Over the past few days, I've been wondering about the significance of religious or quasi-religious words in a culture in which a shared understanding of these words appears to be disappearing. My curiosity was first piqued by a column by Gene Lyons in Salon. The critic argues that an interview (not so much the act?) sex offender Roman Polanski (here's Mollie's take from last week) gave should get a "special place in hell." His column is sprinkled with words like "holy writ", "sins" and the most definitely not complimentary "professional Christian" (applied to Nevada Senator John Ensign.
We have reached a new phase in devolution away from Christian cultural dominance when words formely associated with specific doctrines become fodder for a cynical riff on the misdeeds of politicians and Hollywood denizens.
So if Polanski, in this new paradigm, is a sinner, (except to some French philosophes and Hollywood types) then who is one of the sometimes sacred, sometimes secular anointed -- or son of Satan?
It's no secret that President Barack Obama has been viewed in quasi-Messianic terms by some on the left -- and as quite something else by some on the right. And when he was awarded the Nobel Peace prize by five Norwegians yesterday, journalists had to find a secular language which embraced the semi-religious fervor of liberal expectations -- and the equally zealous antipathy of some opponents.
It's a dynamic that Eli Saslow captures really nicely in an article posted on the Washingtonpost.com website:
This is how it has always gone with Obama: His latest coronation, this time as Nobel Peace Prize winner, inspired a dozen different reactions that were similar only in their intensity.
Instead of the universal tribute that often accompanies a Nobel Prize, Obama's award resulted in a deluge of response that included all the divisiveness of the presidential campaign. The reactions Friday to Obama's winning the prize tended to cast him as either a savior or a fraud, with little conversation in between. There was bewilderment and cynicism, hope and pride. Debate raged about who Obama is and what he will become.
Some called the prize the ultimate endorsement of a great president; others called it evidence that, once again, charisma had trumped results. Some called it a miracle; others called it a joke. Some believed Obama had earned the prize by uniting the country, rewriting black history and redeeming America in the eyes of the world; others said Obama had earned -- and accomplished -- nothing.
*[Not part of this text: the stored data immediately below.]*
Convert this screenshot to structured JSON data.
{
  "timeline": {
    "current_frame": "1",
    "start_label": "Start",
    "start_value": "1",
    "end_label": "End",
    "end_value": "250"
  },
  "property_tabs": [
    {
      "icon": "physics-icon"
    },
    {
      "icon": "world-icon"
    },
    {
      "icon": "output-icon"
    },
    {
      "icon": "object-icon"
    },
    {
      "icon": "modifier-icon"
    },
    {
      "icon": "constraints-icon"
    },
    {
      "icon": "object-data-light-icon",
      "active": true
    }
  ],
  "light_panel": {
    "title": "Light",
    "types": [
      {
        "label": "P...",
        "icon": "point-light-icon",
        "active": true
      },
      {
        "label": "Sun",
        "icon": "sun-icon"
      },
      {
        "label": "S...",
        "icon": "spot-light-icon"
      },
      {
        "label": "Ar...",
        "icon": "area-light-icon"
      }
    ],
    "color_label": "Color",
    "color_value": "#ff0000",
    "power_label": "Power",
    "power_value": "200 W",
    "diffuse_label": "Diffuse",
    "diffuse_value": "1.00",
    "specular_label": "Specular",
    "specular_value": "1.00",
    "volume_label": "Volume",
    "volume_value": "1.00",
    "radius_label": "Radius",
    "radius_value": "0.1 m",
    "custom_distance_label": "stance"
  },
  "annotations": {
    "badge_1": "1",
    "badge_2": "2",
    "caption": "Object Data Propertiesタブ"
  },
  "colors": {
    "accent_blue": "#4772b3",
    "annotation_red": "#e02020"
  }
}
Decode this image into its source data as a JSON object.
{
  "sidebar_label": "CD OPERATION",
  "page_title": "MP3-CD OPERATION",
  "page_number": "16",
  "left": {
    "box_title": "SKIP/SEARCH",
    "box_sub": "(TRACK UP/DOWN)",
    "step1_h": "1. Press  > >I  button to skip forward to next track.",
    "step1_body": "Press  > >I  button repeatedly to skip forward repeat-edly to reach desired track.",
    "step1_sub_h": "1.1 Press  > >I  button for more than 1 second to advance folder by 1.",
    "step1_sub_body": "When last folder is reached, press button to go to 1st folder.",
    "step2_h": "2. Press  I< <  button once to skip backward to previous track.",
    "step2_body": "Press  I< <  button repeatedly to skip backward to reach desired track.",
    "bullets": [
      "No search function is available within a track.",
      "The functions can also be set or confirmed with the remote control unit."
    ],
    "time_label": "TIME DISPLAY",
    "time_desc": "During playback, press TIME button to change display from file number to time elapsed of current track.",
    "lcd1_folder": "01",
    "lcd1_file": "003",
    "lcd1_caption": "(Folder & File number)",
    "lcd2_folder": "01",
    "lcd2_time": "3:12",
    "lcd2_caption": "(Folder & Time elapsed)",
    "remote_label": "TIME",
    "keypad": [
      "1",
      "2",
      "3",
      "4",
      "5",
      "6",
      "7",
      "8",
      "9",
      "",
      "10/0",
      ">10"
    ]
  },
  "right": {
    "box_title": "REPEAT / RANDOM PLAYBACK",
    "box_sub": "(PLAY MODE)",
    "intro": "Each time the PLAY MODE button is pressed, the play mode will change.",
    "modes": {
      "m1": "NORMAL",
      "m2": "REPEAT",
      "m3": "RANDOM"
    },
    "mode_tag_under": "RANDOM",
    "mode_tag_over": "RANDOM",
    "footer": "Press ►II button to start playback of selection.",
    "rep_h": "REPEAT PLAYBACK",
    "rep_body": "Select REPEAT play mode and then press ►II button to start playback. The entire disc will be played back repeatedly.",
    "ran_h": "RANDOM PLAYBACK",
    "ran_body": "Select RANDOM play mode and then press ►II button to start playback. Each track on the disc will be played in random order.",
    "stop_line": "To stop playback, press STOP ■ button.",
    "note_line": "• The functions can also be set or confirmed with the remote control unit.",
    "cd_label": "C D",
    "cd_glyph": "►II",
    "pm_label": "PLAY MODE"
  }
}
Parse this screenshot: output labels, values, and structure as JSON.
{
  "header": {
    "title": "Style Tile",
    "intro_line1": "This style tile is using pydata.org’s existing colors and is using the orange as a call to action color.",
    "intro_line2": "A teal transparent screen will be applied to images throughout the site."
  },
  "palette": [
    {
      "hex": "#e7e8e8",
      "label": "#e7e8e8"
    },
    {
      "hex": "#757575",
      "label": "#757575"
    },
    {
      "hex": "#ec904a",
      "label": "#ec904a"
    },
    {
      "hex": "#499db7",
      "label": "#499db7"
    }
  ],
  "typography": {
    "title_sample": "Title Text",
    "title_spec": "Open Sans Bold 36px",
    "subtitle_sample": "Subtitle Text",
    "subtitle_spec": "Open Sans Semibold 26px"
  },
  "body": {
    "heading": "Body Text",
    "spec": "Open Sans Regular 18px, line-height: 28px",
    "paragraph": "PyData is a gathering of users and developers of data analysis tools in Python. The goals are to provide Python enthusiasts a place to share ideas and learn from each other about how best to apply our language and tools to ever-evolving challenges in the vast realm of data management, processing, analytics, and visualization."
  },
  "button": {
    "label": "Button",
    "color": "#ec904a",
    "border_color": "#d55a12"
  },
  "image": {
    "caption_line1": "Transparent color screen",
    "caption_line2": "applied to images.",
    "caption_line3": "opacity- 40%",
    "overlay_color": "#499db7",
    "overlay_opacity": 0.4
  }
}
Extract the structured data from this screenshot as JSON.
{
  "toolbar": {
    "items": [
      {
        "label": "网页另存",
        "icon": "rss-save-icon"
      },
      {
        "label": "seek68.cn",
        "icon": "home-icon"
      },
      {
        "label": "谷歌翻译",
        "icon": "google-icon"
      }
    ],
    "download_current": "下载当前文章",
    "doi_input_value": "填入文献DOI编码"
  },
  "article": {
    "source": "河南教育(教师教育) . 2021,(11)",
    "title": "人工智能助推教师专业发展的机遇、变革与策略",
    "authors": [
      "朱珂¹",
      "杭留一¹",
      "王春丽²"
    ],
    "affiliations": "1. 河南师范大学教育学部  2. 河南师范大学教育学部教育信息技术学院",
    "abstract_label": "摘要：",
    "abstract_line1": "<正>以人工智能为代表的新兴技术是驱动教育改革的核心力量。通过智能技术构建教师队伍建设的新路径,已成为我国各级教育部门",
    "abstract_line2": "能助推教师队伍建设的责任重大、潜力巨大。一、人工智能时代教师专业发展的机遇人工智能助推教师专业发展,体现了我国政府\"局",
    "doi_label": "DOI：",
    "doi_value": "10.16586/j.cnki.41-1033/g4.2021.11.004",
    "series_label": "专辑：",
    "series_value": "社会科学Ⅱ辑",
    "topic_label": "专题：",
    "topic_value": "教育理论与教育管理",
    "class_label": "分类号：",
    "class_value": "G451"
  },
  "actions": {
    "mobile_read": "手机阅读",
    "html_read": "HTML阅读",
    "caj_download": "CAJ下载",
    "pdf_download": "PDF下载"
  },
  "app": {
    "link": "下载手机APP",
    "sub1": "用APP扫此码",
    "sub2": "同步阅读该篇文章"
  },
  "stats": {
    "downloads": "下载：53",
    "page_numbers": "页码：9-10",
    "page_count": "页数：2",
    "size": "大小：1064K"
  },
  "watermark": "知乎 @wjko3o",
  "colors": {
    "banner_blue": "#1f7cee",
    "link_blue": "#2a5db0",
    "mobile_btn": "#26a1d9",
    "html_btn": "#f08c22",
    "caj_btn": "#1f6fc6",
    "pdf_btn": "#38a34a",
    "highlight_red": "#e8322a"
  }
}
Is Obama a savior, miracle-worker, redeemer? Or is he a fraud, a man who is all charisma and no substance, a suit who shows up work but doesn't get the job done? Interestingly, here the Messianic language comes from the left -- and those quoted on right seems to echo the benchmarks of the business world (but in New Jersey they may feel differently about the President). But although many of the phrases might be cribbed from a theological thesaurus, the meaning is is often ambiguous. Does the secular left attach religious expectations to the President? Or are their hopes for a secular reformation more in line with many Europeans perhaps like those who awarded Obama the Nobel Prize?
Saslow continues, later in the article:
Even the committee was summoning hope, a word used so regularly on Friday that it felt reminiscent of Obama's campaign. He spent 18 months drawing record crowds at campaign rallies, inspiring supporters to chant "Yes we can" and plaster red-white-and-blue HOPE posters on street lamps across the country. It was then that Obama started to become the man to whom people attached their own aspirations and definitions, a candidate not of accomplishment, not yet, but of an ever-growing mystique.
Americans have often seen their Presidents as divinely led men of destiny. But in the past, even if one disagreed, there was some agreeement on what that meant. I think Saslow is on to something here -- but in a country in which many citizens don't believe in God or Satan, and many define those entitites in ways that have little to do with tradition, it's difficult to find the right way to describe the intensity of the emotions that whirl around this President (and certainly swirled around the second George Bush).
Sometimes journalists and commenters, may veer in one direction (can you really compare Obama to the Dalai Lama?) and sometimes in another (wicked? really?).
I predict that journalists will continue to struggle, using traditional language broadly to describe quasi-religious feelings -- and letting readers draw their own conclusions.